La pericope evangelica di questa domenica risulta di una parabola di Gesù (vv. 1-8) e di alcune parole radu­nate da Luca a modo di applicazione. In tutto il capitolo 16 – ad eccezione di una parola sulla legge (vv. 16-17) e di una parola sul divorzio (v. 18) – Luca sviluppa il tema dell’uso cristiano della ricchezza.

Il punto centrale della parabola del fattore disonesto e astuto è espressa nella conclusione della parabola stessa (v. 8): «I figli di questo modo sono scaltri più dei figli della luce». Il tratto essenziale è l’accortezza del­l’amministratore, la sua pronta decisione e la sua lungimiranza. A Gesù non interessa il modo preciso con cui il fattore ha risolto il suo problema, bensì la risolutezza con la quale ha cercato di mettere al sicuro il proprio futuro. Coloro che appartengono alla luce non dovrebbero, evidentemente per i loro scopi e secondo una lo­gica completamente diversa, avere la stessa prontezza, la stessa decisione e la stessa furbizia? Gesù vor­rebbe che i discepoli, a proposito del Regno, avessero la stessa risolutezza che il fattore ebbe per sé. Il fat­tore fu astuto nel conservare se stesso, il discepolo sia altrettanto astuto nello spendersi per il Regno. Certo il fattore e il discepolo appartengono a due logiche diverse, il primo a quella del mondo e il secondo a quella del Regno. Nulla in comune fra i due. Tuttavia il discepolo impari dal fattore la furbizia.Luca non si accontenta della parabola, ma l’attualizza applicandola a un caso concreto: l’uso delle ricchezze. In che modo il discepolo deve, di fronte ai beni terreni, mostrarsi furbo, risoluto e lungimirante come il fattore? La risposta è contenuta nel v. 9: «Ebbene, io vi dico: procuratevi amici con la disonesta ricchezza, perché quando essa verrà a mancare, vi accolgano nelle dimore eterne». La furbizia consiste nel procurarci degli amici che ci accolgano in casa propria. Secondo molti commentatori gli amici, che sono in grado di ac­coglierci nelle dimore eterne, sono i «poveri».

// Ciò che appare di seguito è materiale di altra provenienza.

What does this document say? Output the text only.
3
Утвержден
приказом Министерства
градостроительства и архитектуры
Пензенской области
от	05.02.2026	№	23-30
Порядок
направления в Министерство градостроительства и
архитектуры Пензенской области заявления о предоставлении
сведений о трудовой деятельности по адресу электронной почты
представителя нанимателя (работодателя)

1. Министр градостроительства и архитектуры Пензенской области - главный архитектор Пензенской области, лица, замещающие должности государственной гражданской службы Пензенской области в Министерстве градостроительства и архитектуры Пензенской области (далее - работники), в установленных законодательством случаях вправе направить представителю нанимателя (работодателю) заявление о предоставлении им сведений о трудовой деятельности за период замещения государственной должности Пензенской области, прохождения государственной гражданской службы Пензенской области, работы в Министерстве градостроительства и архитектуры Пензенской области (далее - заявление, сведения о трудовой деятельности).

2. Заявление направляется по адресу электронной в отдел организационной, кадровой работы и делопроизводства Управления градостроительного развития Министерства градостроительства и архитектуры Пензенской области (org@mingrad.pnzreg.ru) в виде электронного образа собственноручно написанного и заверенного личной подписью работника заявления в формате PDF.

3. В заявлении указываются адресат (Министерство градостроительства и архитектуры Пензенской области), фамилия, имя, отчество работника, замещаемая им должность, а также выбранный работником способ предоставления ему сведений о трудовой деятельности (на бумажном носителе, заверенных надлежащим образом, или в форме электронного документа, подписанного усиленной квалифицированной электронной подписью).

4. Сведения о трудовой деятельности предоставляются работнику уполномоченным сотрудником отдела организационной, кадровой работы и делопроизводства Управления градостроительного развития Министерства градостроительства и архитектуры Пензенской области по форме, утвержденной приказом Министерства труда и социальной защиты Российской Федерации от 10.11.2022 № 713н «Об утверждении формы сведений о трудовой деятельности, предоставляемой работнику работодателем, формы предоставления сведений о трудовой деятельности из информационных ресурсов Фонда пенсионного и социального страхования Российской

Non senza sorpresa, Luca poi chiama «disonesta» la ricchezza (vv. 9.11). Perché disonesta? Forse perché a volte è frutto di ingiustizia e perché, forse più spesso, diventa strumento di ingiustizia e di oppressione. Ma, forse, c’è un’altra possibile ragione per cui la ricchezza può dirsi disonesta: non soltanto perché a volte ingiu­sta nella sua origine e nel suo uso, ma perché ingannevole nel suo profondo: promette e non mantiene, invi­ta l’uomo a porre in essa la propria fiducia e poi lo delude. Questo spunto è confermato dall’uso del vocabolo «mammona», che significa «ciò in cui si pone la propria fiducia».